Making matters worse for Vietnamese traders, pangasius prices have plummeted as demand has evaporated. Farm-gate prices in the Mekong Delta Province of Dong Thap declined sharply to around VND 18,000 (USD 0.76, EUR 0.70) per kilogram in the week ending 26 March, much lower than more than VND 30,000 (USD 1.3, EUR 1.2) per kilogram in the same period last year, data from VASEP showed.

Surprisingly, shrimp exports from January through February surged 2.6 percent to reach USD 383 million (EUR 358 million), due mainly to an increase to Japan. Shrimp exports to Japan rose 16 percent in the period, making up for declines in other key markets, VASEP said. Exports to China and the E.U. contracted 37 percent and 15 percent, respectively, in export value in the two months.

In total, Vietnam took in USD 988.8 million (EUR 915 million) from exports of seafood products in the first two months of this year, a decline of 10.7 percent compared to the same period in 2019. Key buyers of Vietnamese seafood included Japan with USD 184.7 million (EUR 171 million) in purchases, up 2.5 percent year-on-year; the U.S. at USD 179.5 million (EUR 166 million), edging up 0.9 percent from a year earlier; and the E.U. at USD 143.7 million (EUR 133 million), down 10.9 percent from January-February last year, customs data showed.

Despite the tumbling export totals, VASEP said the seafood sector should be prepared for a recovery in global demand for seafood once the pandemic is contained, which it said could some as soon as July for shrimp. It urged farmers who are hesitant to begin stocking due to market uncertainty not to panic.

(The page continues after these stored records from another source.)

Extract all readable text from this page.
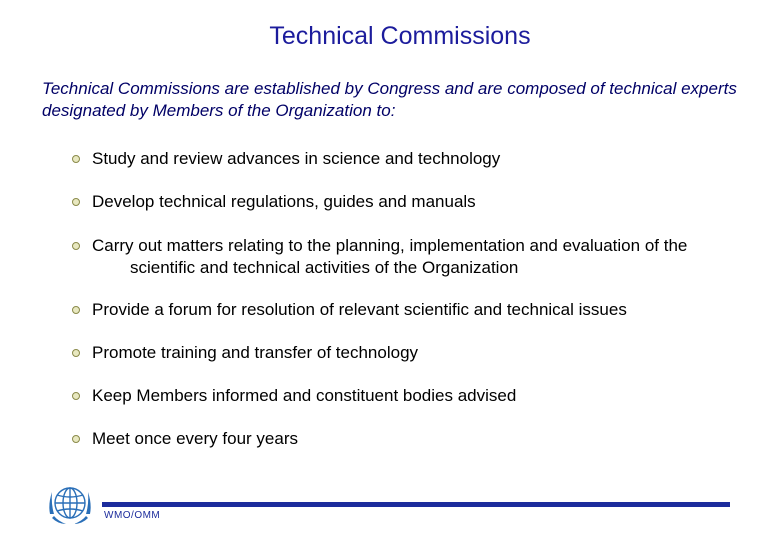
Technical Commissions
Technical Commissions are established by Congress and are composed of technical experts designated by Members of the Organization to:
Study and review advances in science and technology
Develop technical regulations, guides and manuals
Carry out matters relating to the planning, implementation and evaluation of the
scientific and technical activities of the Organization
Provide a forum for resolution of relevant scientific and technical issues
Promote training and transfer of technology
Keep Members informed and constituent bodies advised
Meet once every four years
WMO/OMM
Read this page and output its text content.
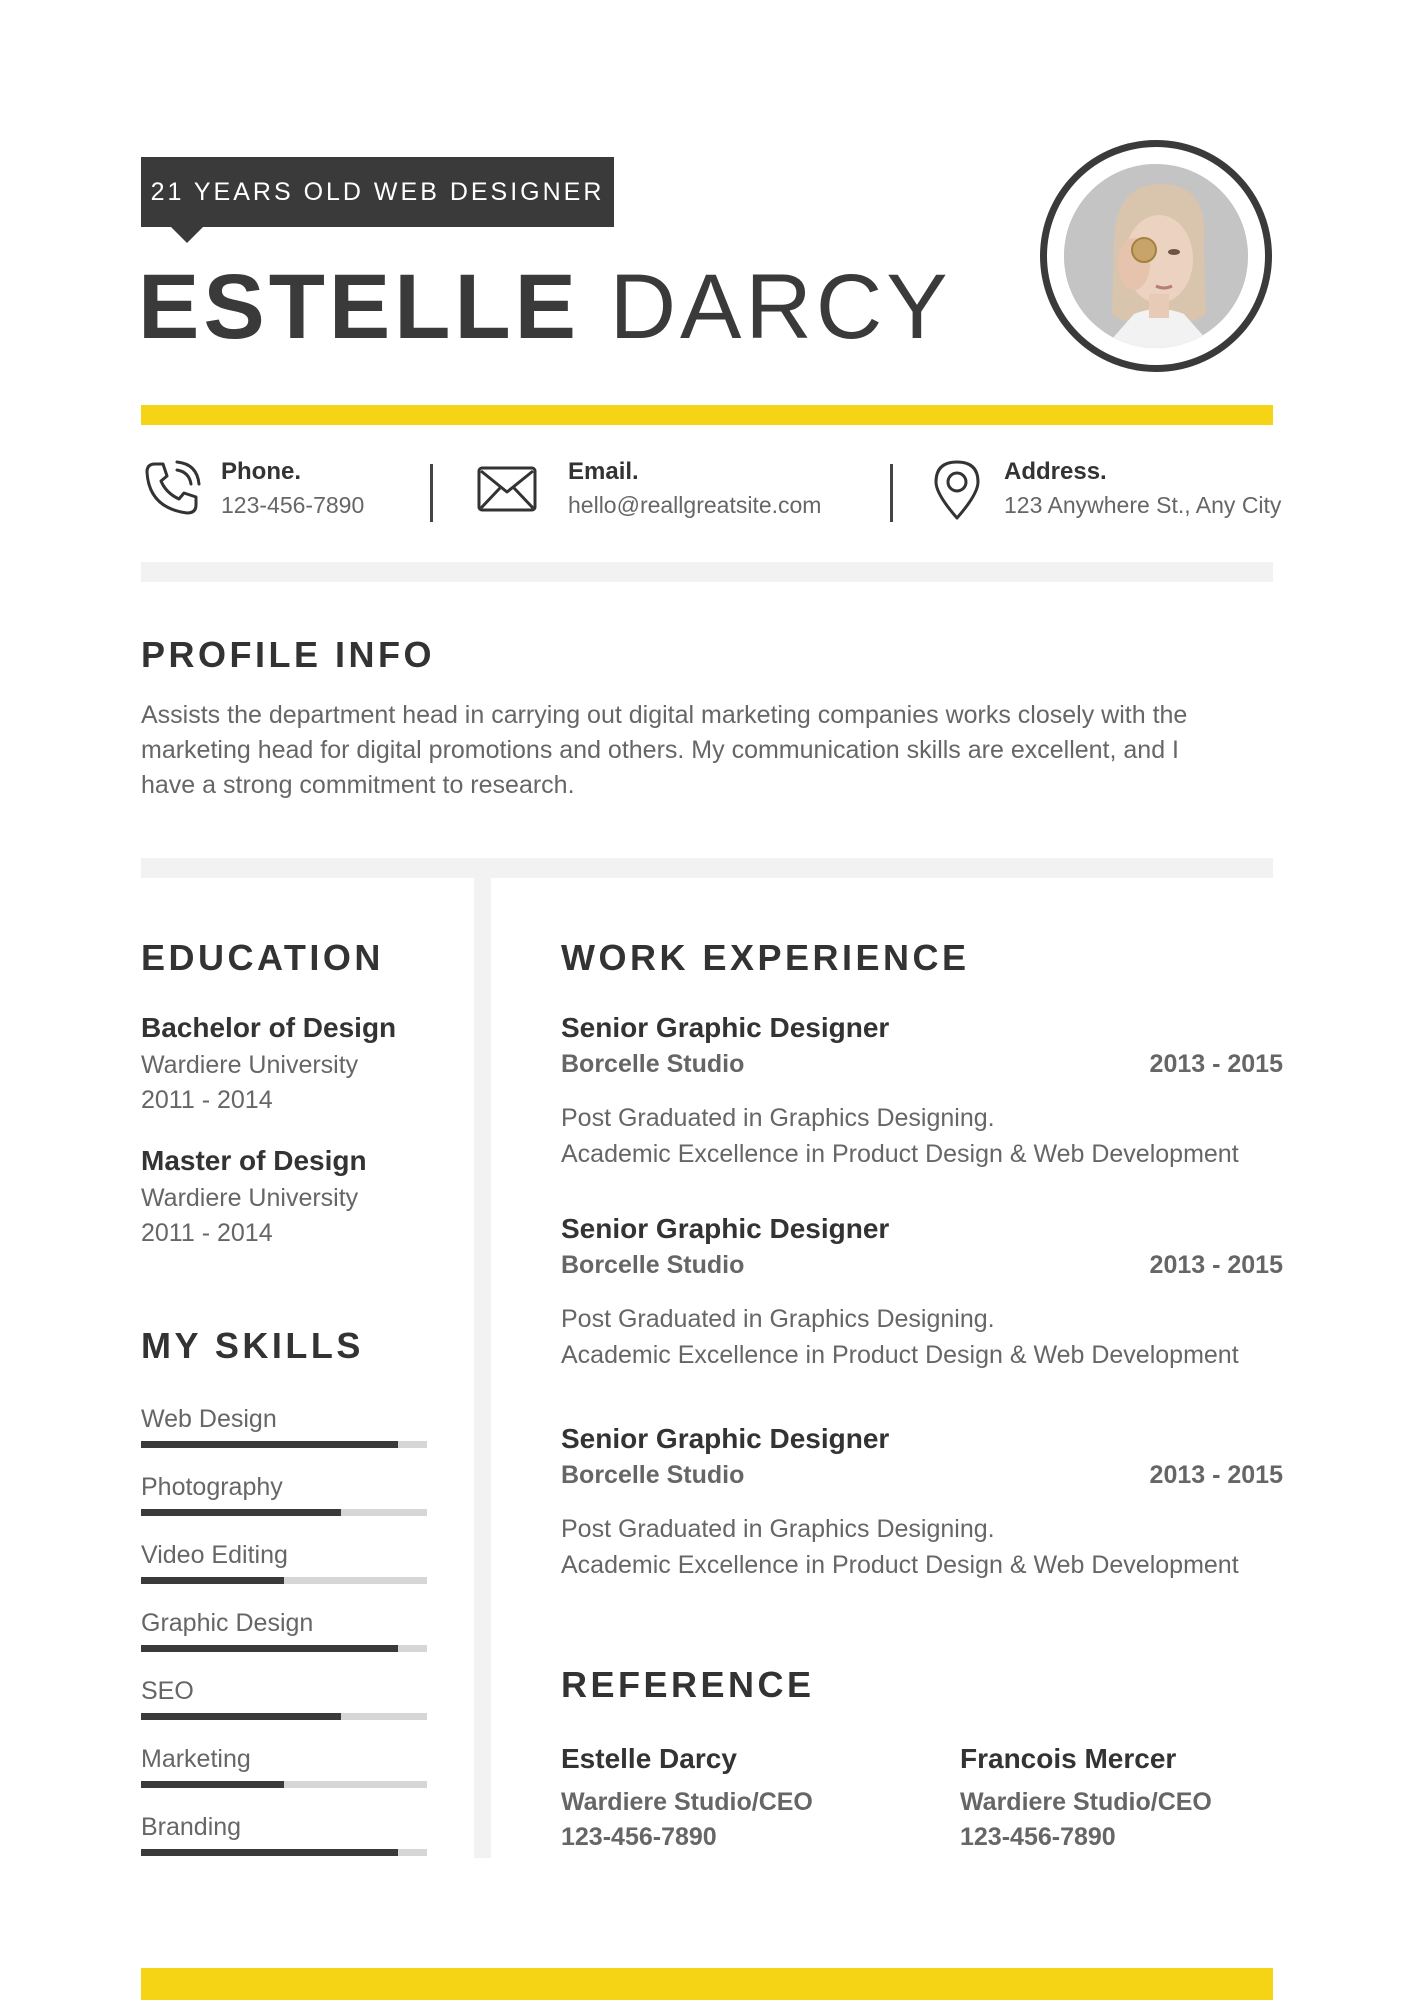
21 YEARS OLD WEB DESIGNER
ESTELLE DARCY
Phone.
123-456-7890
Email.
hello@reallgreatsite.com
Address.
123 Anywhere St., Any City
PROFILE INFO
Assists the department head in carrying out digital marketing companies works closely with the
marketing head for digital promotions and others. My communication skills are excellent, and I
have a strong commitment to research.
EDUCATION
Bachelor of Design
Wardiere University
2011 - 2014
Master of Design
Wardiere University
2011 - 2014
MY SKILLS
Web Design
Photography
Video Editing
Graphic Design
SEO
Marketing
Branding
WORK EXPERIENCE
Senior Graphic Designer
Borcelle Studio	2013 - 2015
Post Graduated in Graphics Designing.
Academic Excellence in Product Design & Web Development
Senior Graphic Designer
Borcelle Studio	2013 - 2015
Post Graduated in Graphics Designing.
Academic Excellence in Product Design & Web Development
Senior Graphic Designer
Borcelle Studio	2013 - 2015
Post Graduated in Graphics Designing.
Academic Excellence in Product Design & Web Development
REFERENCE
Estelle Darcy
Wardiere Studio/CEO
123-456-7890
Francois Mercer
Wardiere Studio/CEO
123-456-7890
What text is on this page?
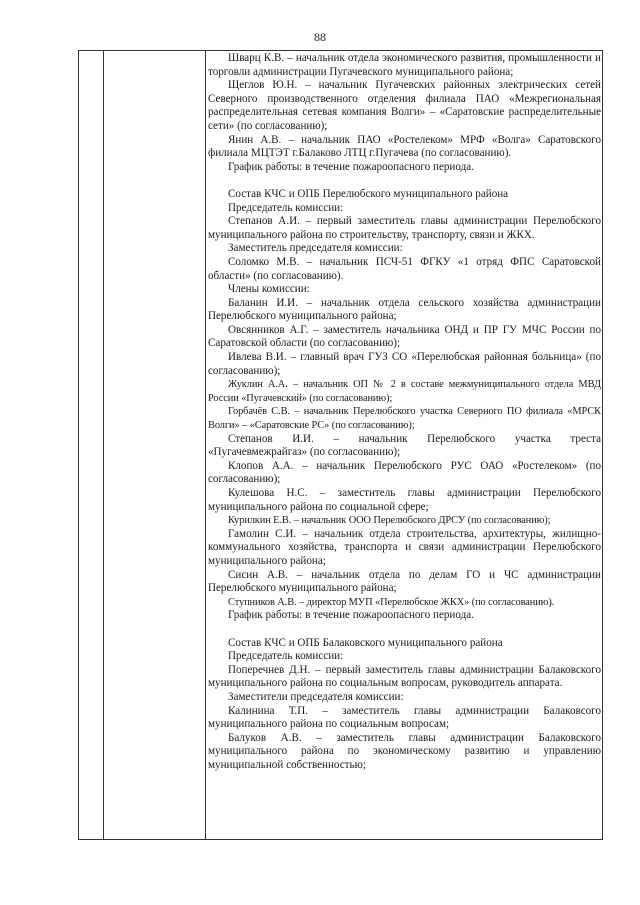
88

Шварц К.В. – начальник отдела экономического развития, промышленности и торговли администрации Пугачевского муниципального района;

Щеглов Ю.Н. – начальник Пугачевских районных электрических сетей Северного производственного отделения филиала ПАО «Межрегиональная распределительная сетевая компания Волги» – «Саратовские распределительные сети» (по согласованию);

Янин А.В. – начальник ПАО «Ростелеком» МРФ «Волга» Саратовского филиала МЦТЭТ г.Балаково ЛТЦ г.Пугачева (по согласованию).

График работы: в течение пожароопасного периода.

Состав КЧС и ОПБ Перелюбского муниципального района

Председатель комиссии:

Степанов А.И. – первый заместитель главы администрации Перелюбского муниципального района по строительству, транспорту, связи и ЖКХ.

Заместитель председателя комиссии:

Соломко М.В. – начальник ПСЧ-51 ФГКУ «1 отряд ФПС Саратовской области» (по согласованию).

Члены комиссии:

Баланин И.И. – начальник отдела сельского хозяйства администрации Перелюбского муниципального района;

Овсянников А.Г. – заместитель начальника ОНД и ПР ГУ МЧС России по Саратовской области (по согласованию);

Ивлева В.И. – главный врач ГУЗ СО «Перелюбская районная больница» (по согласованию);

Жуклин А.А. – начальник ОП № 2 в составе межмуниципального отдела МВД России «Пугачевский» (по согласованию);

Горбачёв С.В. – начальник Перелюбского участка Северного ПО филиала «МРСК Волги» – «Саратовские РС» (по согласованию);

Степанов И.И. – начальник Перелюбского участка треста «Пугачевмежрайгаз» (по согласованию);

Клопов А.А. – начальник Перелюбского РУС ОАО «Ростелеком» (по согласованию);

Кулешова Н.С. – заместитель главы администрации Перелюбского муниципального района по социальной сфере;

Курилкин Е.В. – начальник ООО Перелюбского ДРСУ (по согласованию);

Гамолин С.И. – начальник отдела строительства, архитектуры, жилищно-коммунального хозяйства, транспорта и связи администрации Перелюбского муниципального района;

Сисин А.В. – начальник отдела по делам ГО и ЧС администрации Перелюбского муниципального района;

Ступников А.В. – директор МУП «Перелюбское ЖКХ» (по согласованию).

График работы: в течение пожароопасного периода.

Состав КЧС и ОПБ Балаковского муниципального района

Председатель комиссии:

Поперечнев Д.Н. – первый заместитель главы администрации Балаковского муниципального района по социальным вопросам, руководитель аппарата.

Заместители председателя комиссии:

Калинина Т.П. – заместитель главы администрации Балаковсого муниципального района по социальным вопросам;

Балуков А.В. – заместитель главы администрации Балаковского муниципального района по экономическому развитию и управлению муниципальной собственностью;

VASEP said it has submitted the findings of the survey and its latest trade data to the Ministry of Agriculture and Rural Development, and it is likely that it will form the basis of a financial support package currently being crafted by the government. On 4 March, Vietnam’s central government directed the State Bank of Vietnam and relevant agencies to provide a credit package of VND 250 trillion (USD 10.7 billion, EUR 9.7 billion) and another fee and tax exemption and reduction scheme worth VND 30 trillion (USD 1.3 billion, EUR 1.12 billion) to support businesses affected by the epidemic.

VASEP said most of seafood companies in Vietnam are facing tremendous financial strains due to lower sales value, high interest rates, rising shipping, storage costs, and other fees. In a proposal submitted to the Agriculture Ministry on 24 March, VASEP asked the government to cut corporate income taxes on seafood companies by half, remove road fees for seafood companies, and lower electricity prices for seafood processing plants and cold storage units. It also requested that banks be encouraged to provide preferential loans with low-interest rates, extend debt payment periods, and reduce banking fees.